Friday, December 12, 2014
Engagement.
I lack the creativity and time to develop well designed classroom activities that are both fun and pertain to the content we are covering. Therefor, I take a little different approach. Most all of my lessons consist of lecture and then class work that we work on together. However, I try to present the lecture part with the same consistency of a comedy skit. I'm able to use my personality and wit to capture attention and keep it directed on what I am doing. I do a lot of "picking" on kids, which sounds terrible but is done with carefulness and avoids students of which it may emotionally harm. It also makes behavior management pretty easy. This in return helps me build relationships and mutual respect. And above all else it takes the monotony out of teaching class after class, as the content changes each class because there are different kids with different personalities.
Classroom Management
For the most part I will not make any changes to my classroom management plan. I really don't run into behavioral issues in my classes. As far as incentives, I have implemented a plan that allows them to play trashket ball and watch Last Week Tonight next week after finals if they take care of business this week. I conveyed this to the students by showing them a small clip and letting them throw paper balls, and then shutting it down and saying we can continue next week if we take care of business.
Tuesday, December 2, 2014
Design Process
I have used many of the design process concepts in my AP Calculus class. They are extremely beneficial when we are given application problems. I will be giving a class project over spring break that will require students to produce a physical deliverable that must fall within specified parameters. I will have the students emplement the design process throughout the development process of their prject.
Counselors
I have worked with counselors to get my calculus class rolling. Our school does not place much value on our top 10 percent. They had my class scheduled over another AP Class that most students need for college. I was able to work with counselors to move my class to another period, and then adjust the schedule of many students individually so that they could take AP Calculus without missing other important courses. They have also assisted me with ensuring the AP Exam is financed for our students.
CCS
I was completely unaware of what common core even was prior to joining TFA. Over the last year I have developed a much better understanding of what it is, and what the desired outcomes are. I whole heatedly believe that the goal and reasoning are right for the youth of America. However, I think that there are two major issues with how it is being implemented.
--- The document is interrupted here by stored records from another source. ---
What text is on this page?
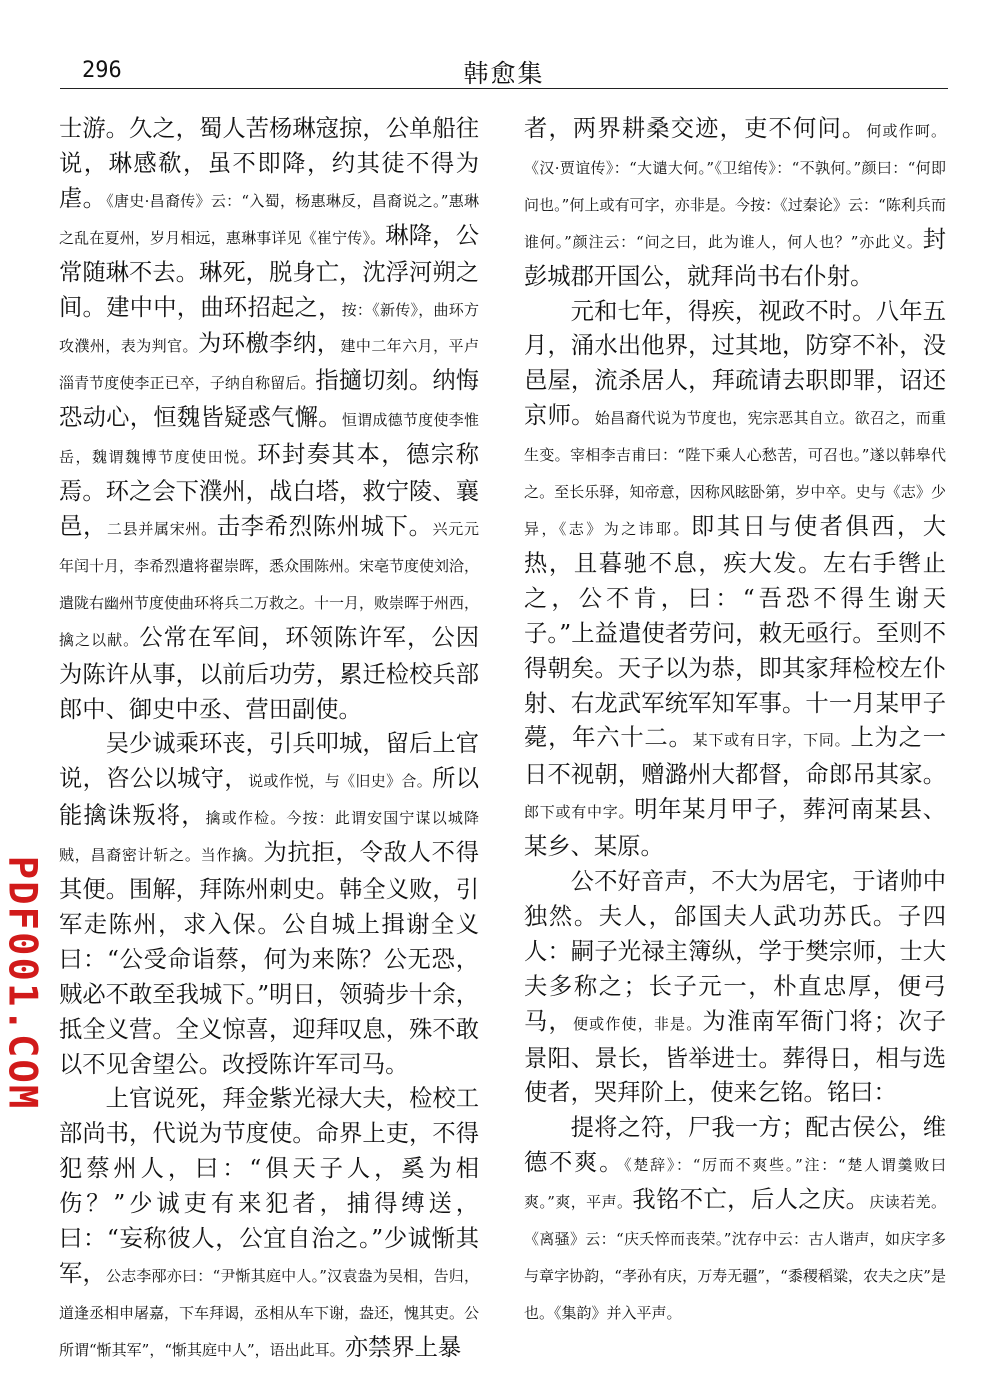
296	韩愈集

士游。久之，蜀人苦杨琳寇掠，公单船往说，琳感欷，虽不即降，约其徒不得为虐。《唐史·昌裔传》云：“入蜀，杨惠琳反，昌裔说之。”惠琳之乱在夏州，岁月相远，惠琳事详见《崔宁传》。琳降，公常随琳不去。琳死，脱身亡，沈浮河朔之间。建中中，曲环招起之，按：《新传》，曲环方攻濮州，表为判官。为环檄李纳，建中二年六月，平卢淄青节度使李正已卒，子纳自称留后。指擿切刻。纳悔恐动心，恒魏皆疑惑气懈。恒谓成德节度使李惟岳，魏谓魏博节度使田悦。环封奏其本，德宗称焉。环之会下濮州，战白塔，救宁陵、襄邑，二县并属宋州。击李希烈陈州城下。兴元元年闰十月，李希烈遣将翟崇晖，悉众围陈州。宋亳节度使刘洽，遣陇右幽州节度使曲环将兵二万救之。十一月，败崇晖于州西，擒之以献。公常在军间，环领陈许军，公因为陈许从事，以前后功劳，累迁检校兵部郎中、御史中丞、营田副使。

吴少诚乘环丧，引兵叩城，留后上官说，咨公以城守，说或作悦，与《旧史》合。所以能擒诛叛将，擒或作检。今按：此谓安国宁谋以城降贼，昌裔密计斩之。当作擒。为抗拒，令敌人不得其便。围解，拜陈州刺史。韩全义败，引军走陈州，求入保。公自城上揖谢全义曰：“公受命诣蔡，何为来陈？公无恐，贼必不敢至我城下。”明日，领骑步十余，抵全义营。全义惊喜，迎拜叹息，殊不敢以不见舍望公。改授陈许军司马。

上官说死，拜金紫光禄大夫，检校工部尚书，代说为节度使。命界上吏，不得犯蔡州人，曰：“俱天子人，奚为相伤？”少诚吏有来犯者，捕得缚送，曰：“妄称彼人，公宜自治之。”少诚惭其军，公志李邴亦曰：“尹惭其庭中人。”汉袁盎为吴相，告归，道逢丞相申屠嘉，下车拜谒，丞相从车下谢，盎还，愧其吏。公所谓“惭其军”，“惭其庭中人”，语出此耳。亦禁界上暴

者，两界耕桑交迹，吏不何问。何或作呵。《汉·贾谊传》：“大谴大何。”《卫绾传》：“不孰何。”颜曰：“何即问也。”何上或有可字，亦非是。今按：《过秦论》云：“陈利兵而谁何。”颜注云：“问之曰，此为谁人，何人也？”亦此义。封彭城郡开国公，就拜尚书右仆射。

元和七年，得疾，视政不时。八年五月，涌水出他界，过其地，防穿不补，没邑屋，流杀居人，拜疏请去职即罪，诏还京师。始昌裔代说为节度也，宪宗恶其自立。欲召之，而重生变。宰相李吉甫曰：“陛下乘人心愁苦，可召也。”遂以韩皋代之。至长乐驿，知帝意，因称风眩卧第，岁中卒。史与《志》少异，《志》为之讳耶。即其日与使者俱西，大热，且暮驰不息，疾大发。左右手辔止之，公不肯，曰：“吾恐不得生谢天子。”上益遣使者劳问，敕无亟行。至则不得朝矣。天子以为恭，即其家拜检校左仆射、右龙武军统军知军事。十一月某甲子薨，年六十二。某下或有日字，下同。上为之一日不视朝，赠潞州大都督，命郎吊其家。郎下或有中字。明年某月甲子，葬河南某县、某乡、某原。

公不好音声，不大为居宅，于诸帅中独然。夫人，郃国夫人武功苏氏。子四人：嗣子光禄主簿纵，学于樊宗师，士大夫多称之；长子元一，朴直忠厚，便弓马，便或作使，非是。为淮南军衙门将；次子景阳、景长，皆举进士。葬得日，相与选使者，哭拜阶上，使来乞铭。铭曰：

提将之符，尸我一方；配古侯公，维德不爽。《楚辞》：“厉而不爽些。”注：“楚人谓羹败曰爽。”爽，平声。我铭不亡，后人之庆。庆读若羌。《离骚》云：“庆夭悴而丧荣。”沈存中云：古人谐声，如庆字多与章字协韵，“孝孙有庆，万寿无疆”，“黍稷稻粱，农夫之庆”是也。《集韵》并入平声。

PDF001.COM
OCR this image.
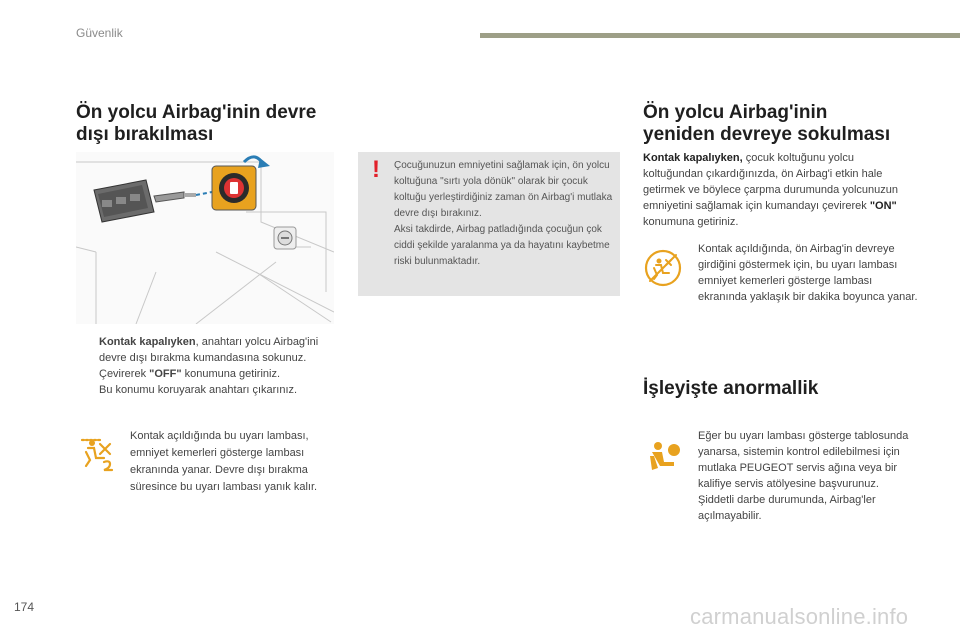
Güvenlik
Ön yolcu Airbag'inin devre
dışı bırakılması
! Çocuğunuzun emniyetini sağlamak için, ön yolcu koltuğuna "sırtı yola dönük" olarak bir çocuk koltuğu yerleştirdiğiniz zaman ön Airbag'i mutlaka devre dışı bırakınız.

Aksi takdirde, Airbag patladığında çocuğun çok ciddi şekilde yaralanma ya da hayatını kaybetme riski bulunmaktadır.

Kontak kapalıyken, anahtarı yolcu Airbag'ini devre dışı bırakma kumandasına sokunuz.
Çevirerek "OFF" konumuna getiriniz.
Bu konumu koruyarak anahtarı çıkarınız.
Kontak açıldığında bu uyarı lambası, emniyet kemerleri gösterge lambası ekranında yanar. Devre dışı bırakma süresince bu uyarı lambası yanık kalır.
Ön yolcu Airbag'inin
yeniden devreye sokulması
Kontak kapalıyken, çocuk koltuğunu yolcu koltuğundan çıkardığınızda, ön Airbag'i etkin hale getirmek ve böylece çarpma durumunda yolcunuzun emniyetini sağlamak için kumandayı çevirerek "ON" konumuna getiriniz.
Kontak açıldığında, ön Airbag'in devreye girdiğini göstermek için, bu uyarı lambası emniyet kemerleri gösterge lambası ekranında yaklaşık bir dakika boyunca yanar.
İşleyişte anormallik
Eğer bu uyarı lambası gösterge tablosunda yanarsa, sistemin kontrol edilebilmesi için mutlaka PEUGEOT servis ağına veya bir kalifiye servis atölyesine başvurunuz.
Şiddetli darbe durumunda, Airbag'ler açılmayabilir.
174	carmanualsonline.info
I think a large part of America honestly does not understand how these concepts are ridiculously beneficial. This is especially true in mathematics where most people honestly have no clue how powerful, useful, and entirely required math is in most industries today. Then you have people designing roll-out content, who have deep understanding of the critical thinking methodology, which appears completely foreign and kind of ridiculous to many that don't understand the goal of the problem. You mix this lack of understanding with attempting to all of a sudden teach an entirely different methodology of thinking to student who have learned the algorithmic approach since they were toddlers. I will continue to foster an environment for this type of mindset to develop. However, common core should start in the elementary schools and slowly make its way to high school. Especially when you have grad requirements that change even though they have been learning a different way for years. Also, until our public has a better understanding of the desired outcome, which in some areas I believe is not plausible, common core material should not take such a drastic leap.